Tam da bu noktada 2014 cumhurbaşkanlığı seçimleri imdatlarına yetişiyor. Seveni, sevmeyeni ve nefret edeniyle birçok kişi Erdoğan’ın, özellikle Kürt sorunundaki tıkanıklığı aşmakta zorlandığı için bunun doğurabileceği sıkıntıları en aza indirme yolunda attığı zorunlu (geri) adımları onun Çankaya hesaplarıyla irtibatlandırıyor ve bu yolla kendisini büyük ölçüde rahatlatıyorlar.
Son bir not: Başbakan’ın idam cezasını geri getirme konusunda samimi olduğunu, ancak parti içinden çok ciddi uyarı ve ikazlar geldiği için (en azından şimdilik) frene bastığını düşünüyorum. Sanıyorum idam konusunu çok geçmeden, yeniden ve daha nitelikli bir şekilde tartışma imkanımız olacak.

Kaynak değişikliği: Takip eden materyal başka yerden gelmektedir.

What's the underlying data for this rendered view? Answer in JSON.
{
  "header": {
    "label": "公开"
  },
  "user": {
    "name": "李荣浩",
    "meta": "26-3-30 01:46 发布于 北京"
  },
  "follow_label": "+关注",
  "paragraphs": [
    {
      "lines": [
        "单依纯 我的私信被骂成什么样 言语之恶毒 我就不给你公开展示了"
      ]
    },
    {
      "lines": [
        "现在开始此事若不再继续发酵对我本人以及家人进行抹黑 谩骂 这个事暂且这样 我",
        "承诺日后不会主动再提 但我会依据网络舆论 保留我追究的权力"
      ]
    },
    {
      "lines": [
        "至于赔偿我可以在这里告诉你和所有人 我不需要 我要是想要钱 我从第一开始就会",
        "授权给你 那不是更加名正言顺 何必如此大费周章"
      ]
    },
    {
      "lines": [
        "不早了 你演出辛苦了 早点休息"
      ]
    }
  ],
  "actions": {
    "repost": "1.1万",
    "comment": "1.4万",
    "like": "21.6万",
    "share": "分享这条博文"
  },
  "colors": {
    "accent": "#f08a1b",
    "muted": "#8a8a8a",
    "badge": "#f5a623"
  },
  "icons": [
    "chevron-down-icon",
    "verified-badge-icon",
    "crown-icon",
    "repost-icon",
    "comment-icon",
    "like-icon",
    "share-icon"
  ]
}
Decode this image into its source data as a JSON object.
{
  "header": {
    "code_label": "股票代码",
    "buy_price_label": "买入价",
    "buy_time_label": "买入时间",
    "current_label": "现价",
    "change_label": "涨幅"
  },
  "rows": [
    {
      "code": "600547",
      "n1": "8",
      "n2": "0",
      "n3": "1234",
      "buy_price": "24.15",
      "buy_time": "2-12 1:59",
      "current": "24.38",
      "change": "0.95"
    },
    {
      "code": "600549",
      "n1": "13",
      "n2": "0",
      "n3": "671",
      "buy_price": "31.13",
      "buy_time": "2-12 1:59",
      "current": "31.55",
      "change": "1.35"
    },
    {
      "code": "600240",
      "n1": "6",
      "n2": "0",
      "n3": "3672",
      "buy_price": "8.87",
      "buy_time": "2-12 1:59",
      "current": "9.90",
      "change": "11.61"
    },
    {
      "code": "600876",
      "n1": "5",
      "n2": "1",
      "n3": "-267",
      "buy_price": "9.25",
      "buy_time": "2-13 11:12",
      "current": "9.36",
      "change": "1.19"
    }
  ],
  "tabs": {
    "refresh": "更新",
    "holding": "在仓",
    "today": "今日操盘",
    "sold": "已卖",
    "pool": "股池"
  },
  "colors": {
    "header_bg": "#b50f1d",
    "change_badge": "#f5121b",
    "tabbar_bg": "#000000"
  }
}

Açlık grevlerinde akıl ve vicdan dengesi
Hasan Cemal Milliyet’te yine bizi kıskandıracak bir işe imza attı ve Mesut Barzani ile görüştü. Bakalım devamında başka hangi röportajlar gelecek. Neyse, Barzani’nin “Açlık grevleri artık sona ersin. Mesajlar verildi, alındı. Buna karşılık devlet de olumlu bir cevap versin” sözleri son derece isabetli olmuştur. Açlık grevi kararını veren Kürt hareketinin yöneticileri ve bunu hayata geçiren mahpusların rasyonel düşünüp, gelinen pozitif noktayı değerlendirirek eyleme son vermeleri son derece doğru olacaktır. Tabii buna paralel olarak başta Başbakan olmak üzere hükümet ve iktidar partisi yöneticilerinin de üsluplarını gözden geçirip insani ve vicdani bir yaklaşımı öne çıkartmaları şart.
Eğer bu akıl ve vicdan dengesini kuramazsak hep birlikte kaybedeceğiz.